A new eigenvector-based 3D wideband acoustic DOA estimator

Abstract

Many multiple narrow-band source detection and DOA methods have been proposed. In the past, we have used an Approximate Maximum-Likelihood (AML) method needing considerable computational complexity for the detection and 3D DOA estimation of multiple broad-band sources. Now, we propose a novel eigen system-based array detection and DOA estimation of multiple broad-band sources with significantly reduced computational complexity. After appropriate STFT, all N sensor array data for any subband index k can be used to form a cross-covariance matrix Ck. An eigen-decomposition yields [Vk, Dk] — eig(C k), where the ratios of the larger eigen values in Dk relative to the smallest eigenvalue provide a possible detection criterion for various sources and the corresponding eigenvectors can be used to estimate the DOA's of multiple sources.
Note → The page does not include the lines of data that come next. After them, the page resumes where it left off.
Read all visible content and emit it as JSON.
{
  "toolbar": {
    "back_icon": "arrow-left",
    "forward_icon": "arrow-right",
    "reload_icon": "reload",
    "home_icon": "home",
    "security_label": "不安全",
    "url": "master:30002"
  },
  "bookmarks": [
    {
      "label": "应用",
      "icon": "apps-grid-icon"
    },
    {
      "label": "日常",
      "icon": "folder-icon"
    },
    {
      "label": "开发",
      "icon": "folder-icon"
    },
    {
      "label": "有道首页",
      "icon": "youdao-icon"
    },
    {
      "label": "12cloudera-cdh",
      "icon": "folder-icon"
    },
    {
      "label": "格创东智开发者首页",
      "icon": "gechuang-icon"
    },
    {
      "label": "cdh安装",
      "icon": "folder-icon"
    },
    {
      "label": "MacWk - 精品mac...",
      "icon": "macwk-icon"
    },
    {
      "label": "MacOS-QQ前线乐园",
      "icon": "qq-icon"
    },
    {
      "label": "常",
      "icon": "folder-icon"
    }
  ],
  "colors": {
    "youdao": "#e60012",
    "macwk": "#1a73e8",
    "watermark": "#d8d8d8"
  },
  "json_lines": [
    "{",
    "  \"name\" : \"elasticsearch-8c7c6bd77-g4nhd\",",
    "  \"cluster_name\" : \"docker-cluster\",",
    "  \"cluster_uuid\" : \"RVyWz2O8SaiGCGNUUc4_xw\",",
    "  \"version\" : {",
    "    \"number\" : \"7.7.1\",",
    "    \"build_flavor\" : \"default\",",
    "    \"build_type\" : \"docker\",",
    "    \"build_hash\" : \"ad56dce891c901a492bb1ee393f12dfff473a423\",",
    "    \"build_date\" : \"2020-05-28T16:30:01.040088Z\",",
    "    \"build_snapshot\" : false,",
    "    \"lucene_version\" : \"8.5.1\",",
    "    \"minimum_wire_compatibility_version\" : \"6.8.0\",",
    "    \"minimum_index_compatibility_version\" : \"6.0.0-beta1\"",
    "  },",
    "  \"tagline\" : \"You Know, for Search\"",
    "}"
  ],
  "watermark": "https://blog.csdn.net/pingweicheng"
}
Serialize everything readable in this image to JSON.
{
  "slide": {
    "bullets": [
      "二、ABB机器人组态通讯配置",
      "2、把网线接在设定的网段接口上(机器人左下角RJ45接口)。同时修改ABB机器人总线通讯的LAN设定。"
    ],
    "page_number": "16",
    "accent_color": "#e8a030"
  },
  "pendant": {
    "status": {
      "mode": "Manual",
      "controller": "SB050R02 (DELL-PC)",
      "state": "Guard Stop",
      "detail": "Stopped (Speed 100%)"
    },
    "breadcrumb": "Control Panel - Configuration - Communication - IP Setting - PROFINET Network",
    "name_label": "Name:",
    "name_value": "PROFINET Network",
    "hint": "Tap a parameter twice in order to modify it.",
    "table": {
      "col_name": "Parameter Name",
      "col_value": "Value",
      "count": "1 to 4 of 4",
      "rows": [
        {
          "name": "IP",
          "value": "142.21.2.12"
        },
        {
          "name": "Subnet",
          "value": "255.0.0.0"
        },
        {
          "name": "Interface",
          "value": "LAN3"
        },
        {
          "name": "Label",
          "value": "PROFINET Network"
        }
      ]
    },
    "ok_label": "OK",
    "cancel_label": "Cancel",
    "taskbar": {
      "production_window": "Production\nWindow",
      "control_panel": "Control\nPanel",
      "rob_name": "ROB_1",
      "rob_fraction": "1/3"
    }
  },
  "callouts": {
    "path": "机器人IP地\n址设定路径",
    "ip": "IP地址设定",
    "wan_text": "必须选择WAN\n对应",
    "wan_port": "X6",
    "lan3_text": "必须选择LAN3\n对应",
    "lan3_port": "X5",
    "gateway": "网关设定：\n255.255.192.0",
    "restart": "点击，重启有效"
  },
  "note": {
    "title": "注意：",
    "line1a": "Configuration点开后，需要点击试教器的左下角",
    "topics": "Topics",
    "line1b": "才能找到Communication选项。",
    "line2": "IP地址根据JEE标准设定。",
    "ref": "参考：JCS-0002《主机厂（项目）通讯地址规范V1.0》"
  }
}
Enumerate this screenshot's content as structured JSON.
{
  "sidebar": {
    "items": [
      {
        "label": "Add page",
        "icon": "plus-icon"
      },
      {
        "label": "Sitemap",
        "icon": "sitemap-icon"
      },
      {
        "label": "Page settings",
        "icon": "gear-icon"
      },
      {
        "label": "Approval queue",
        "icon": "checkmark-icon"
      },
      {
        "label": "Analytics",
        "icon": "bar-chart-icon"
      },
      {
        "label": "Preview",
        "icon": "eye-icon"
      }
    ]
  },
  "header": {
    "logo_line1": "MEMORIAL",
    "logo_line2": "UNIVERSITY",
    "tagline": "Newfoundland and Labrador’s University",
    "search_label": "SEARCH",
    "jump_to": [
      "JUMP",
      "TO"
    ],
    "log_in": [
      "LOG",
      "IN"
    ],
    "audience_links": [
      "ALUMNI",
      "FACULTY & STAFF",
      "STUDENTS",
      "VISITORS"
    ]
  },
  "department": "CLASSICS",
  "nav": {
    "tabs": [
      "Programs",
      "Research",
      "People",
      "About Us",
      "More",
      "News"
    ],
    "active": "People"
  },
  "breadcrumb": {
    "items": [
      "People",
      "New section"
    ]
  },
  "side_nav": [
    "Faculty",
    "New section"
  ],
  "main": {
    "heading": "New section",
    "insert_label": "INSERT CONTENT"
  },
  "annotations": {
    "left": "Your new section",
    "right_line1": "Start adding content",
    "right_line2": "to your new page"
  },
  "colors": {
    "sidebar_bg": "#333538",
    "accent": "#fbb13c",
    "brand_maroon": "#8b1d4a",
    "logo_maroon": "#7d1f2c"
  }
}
An N = 4 element array was used to collect a two-bird wide-band acoustic source to illustrate the proposed method. An intuitive clustering of different A-indexed subband was also used. The proposed method offers many advantages compared to AML for estimating the azimuth and elevation angles for multiple sources. The primary advantage is that source direction can be estimated based on a single subband frequency for up to N-1 sources. The eigen-analysis also avoids a processing complexity that is proportional to the number of snapshots. The impact of signal to interference ratio greatly reduced the ill-effect of the interference since different eigenvectors are essentially independent of each other. The integration over frequency to improve SNR can be put off until the sources have been isolated.